El ‘blackface’, aquella polémica práctica por la que en las Cabalgatas de Reyes Magos muchos se visten con betún negro, ha vuelto a ser foco de las críticas este año por su uso, sin ir más lejos, de parte del presidente de la Junta de Andalucía. Juan Manuel Moreno Bonilla ha vuelto a vestirse como el rey Baltasar para repartir ilusión en el desfile de Sevilla, pero su imagen pintado de negro ha sido objetivo de las críticas en redes sociales en las últimas horas.

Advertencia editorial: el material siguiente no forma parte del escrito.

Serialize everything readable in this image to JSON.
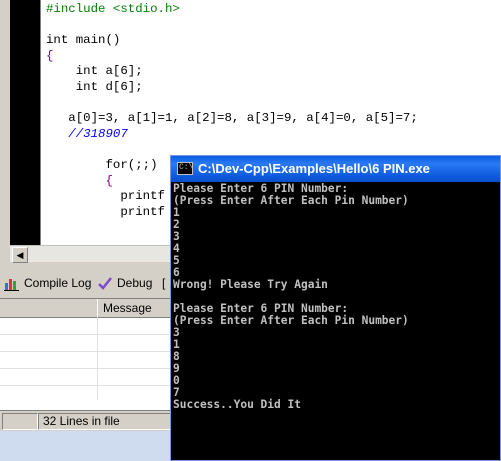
{
  "editor": {
    "code_lines": [
      "#include <stdio.h>",
      "",
      "int main()",
      "{",
      "    int a[6];",
      "    int d[6];",
      "",
      "   a[0]=3, a[1]=1, a[2]=8, a[3]=9, a[4]=0, a[5]=7;",
      "   //318907",
      "",
      "        for(;;)",
      "        {",
      "          printf",
      "          printf"
    ]
  },
  "tabs": {
    "compile_log": "Compile Log",
    "debug": "Debug",
    "partial": "["
  },
  "grid": {
    "message_header": "Message"
  },
  "status": {
    "lines": "32 Lines in file"
  },
  "console": {
    "title": "C:\\Dev-Cpp\\Examples\\Hello\\6 PIN.exe",
    "icon_text": "C:\\",
    "lines": [
      "Please Enter 6 PIN Number:",
      "(Press Enter After Each Pin Number)",
      "1",
      "2",
      "3",
      "4",
      "5",
      "6",
      "Wrong! Please Try Again",
      "",
      "Please Enter 6 PIN Number:",
      "(Press Enter After Each Pin Number)",
      "3",
      "1",
      "8",
      "9",
      "0",
      "7",
      "Success..You Did It"
    ]
  }
}
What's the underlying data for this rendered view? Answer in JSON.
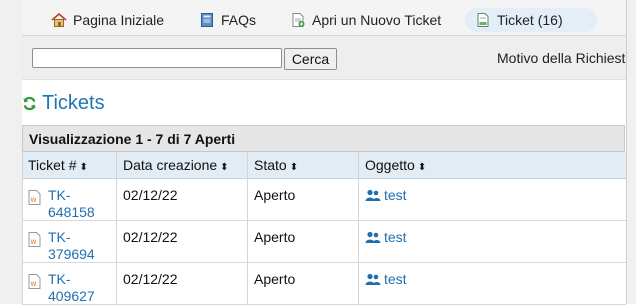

“Moreno Bonilla se pinta de negro porque en Andalucía no hay negros”; “Lo de Moreno Bonilla con la cara pintada con betún da mucha vergüenza”; “Las personas negras de Andalucía solo para explotarlas en el campo, que para hacer de Baltasar ya está Moreno Bonilla”, han denunciado algunos usuarios anónimos de X –antigua Twitter-.

 

 

 

Incluso de parte de personalidades reconocidas de la política se han dado reacciones: “Ha decidido hacer el imbécil disfrazándose de Baltasar en la cabalgata de Reyes —con una miaja de racismo, por cierto— para que se hable de esto y así se te olvide que está destrozando la sanidad pública andaluza mientras regala dinero a los ricos.¡”, ha condenado, por su parte, Pablo Echenique, de Podemos.

 

Asimismo, se han difundido múltiples vídeos de Moreno Bonilla subido a la carroza del rey Baltasar repartiendo caramelos a los niños en la gran Cabalgata de Sevilla.

 

El polémico uso del ‘blackface’

Según han denunciado en reiteradas ocasiones las personas racializadas con motivo de esta costumbre que consideran ofensiva, es una práctica que "ridiculiza" sus personas, su imagen y su cultura. A su vez, la cercanía con las elecciones autonómicas en Andalucía también influye en este sentido. Desde la oposición al Gobierno popular de Moreno Bonilla, se ha criticado ferozmente que el presidente andaluz haya escogido las navidades de 2026 para ser rey Baltasar y "repartir" felicidad por las calles de la capital andaluza, sobre todo con la inminencia de la fecha electoral en la próxima primavera, lo que se ha visto como un movimiento que responde a un mero interés electoralista, de imagen, del presidente.

Aunque no faltan las defensas a Moreno amparándose en la "tradición" y el "cariño" por la fiesta, numerosas voces de la sociedad civil señalan que el gesto de pintarse la cara denota una falta de sintonía con la realidad social de la Andalucía de 2026. En un momento en el que ciudades de toda España están normalizando que el rey Baltasar sea representado por personas negras —respetando así la veracidad del personaje y la dignidad de la comunidad afrodescendiente—. Colectivos como SOS Racismo o Afroféminas llevan años reiterando por qué el ‘blackface’, por ejemplos como el que se ha dado este mismo lunes, "no es un homenaje, sino una caricaturización que debería haber quedado atrás".